Peter Cape, my father, was senior producer for WNTV1 and head of Religious Broadcasting with the fledgling NZBC. In 1962, our family sailed to England where my father was to train with the BBC. He won a grant from the Imperial Relations Trust to travel the British Isles and observe the culture and art scene as it was developing, and report his observations on our return to New Zealand. This is the third and final episode of his report. The Scottish Office of Information (SOI) was far more affable than its English equivalent.
Report to the Imperial Relations Trust
by Peter Cape, Religious Broadcasts, NZBC
We spent the last week of the Festival in Edinburgh, fitting in a number of appointments arranged for us by the SOI and then drove north to Braemar, Inverness, and John O'Groats. On this part of our tour we concentrated on seeing the country, and talking, wherever the opportunity offered, to farmers and crofters.
We found, particularly in the west, some of the most uneconomical farming practices we have ever come across. While the crofts and small-holdings are farmed (if farmed is the right word) in one sense with meticulous care – we saw men cutting eighth-acre plots of oats with hedge-clippers – the antiquated farming methods, and the man-hours spent in exercising them, together must go to make whatever is produced the most highly priced of its kind in the world. At the same time we could appreciate how difficult any kind of land reform would be. We found a quite fanatical conservatism and resistance to change, coupled with a startlingly clear acceptance of the fact that the small-holding system was uneconomical, which made argument impossible.

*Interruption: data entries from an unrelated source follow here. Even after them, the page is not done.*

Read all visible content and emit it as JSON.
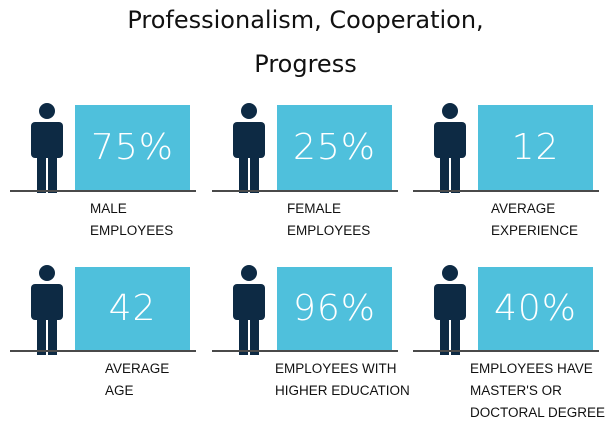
{
  "title_lines": [
    "Professionalism, Cooperation,",
    "Progress"
  ],
  "items": [
    {
      "value": "75%",
      "label_lines": [
        "MALE",
        "EMPLOYEES"
      ]
    },
    {
      "value": "25%",
      "label_lines": [
        "FEMALE",
        "EMPLOYEES"
      ]
    },
    {
      "value": "12",
      "label_lines": [
        "AVERAGE",
        "EXPERIENCE"
      ]
    },
    {
      "value": "42",
      "label_lines": [
        "AVERAGE",
        "AGE"
      ]
    },
    {
      "value": "96%",
      "label_lines": [
        "EMPLOYEES WITH",
        "HIGHER EDUCATION"
      ]
    },
    {
      "value": "40%",
      "label_lines": [
        "EMPLOYEES HAVE",
        "MASTER'S OR",
        "DOCTORAL DEGREE"
      ]
    }
  ]
}
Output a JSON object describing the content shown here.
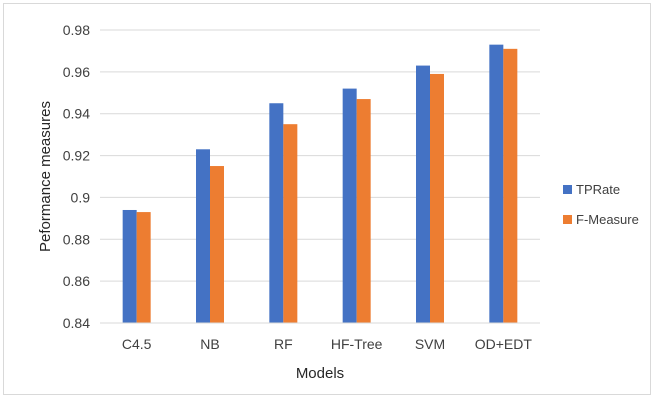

From Skye, where the SOI had arranged a visit to Dame Flora MacLeod at Dunvegan, we returned to talk to some craftsmen in Inverness and then went south to Glasgow, where I had an appointment with Ronald Falconer of the BBC Scottish Religious Broadcasts. By this time, we were a week behind the arranged itinerary, so we returned to Edinburgh, and then made our way back to London by the most direct route.
I spent the next five weeks on some very valuable attachments to BBC television departments: religious broadcasts, talks, and outside broadcasts. During this time we made day and weekend trips to Oxford, Cambridge, Brighton, Stratford, and other near-at-hand places of interest. We also saw as much as we could of London and of the set show-pieces – Hampton Court, the Tower, Buckingham Palace and so on – some of the elements in the English myth which many visitors, and indeed many English themselves, accept as being quintessential Englishness.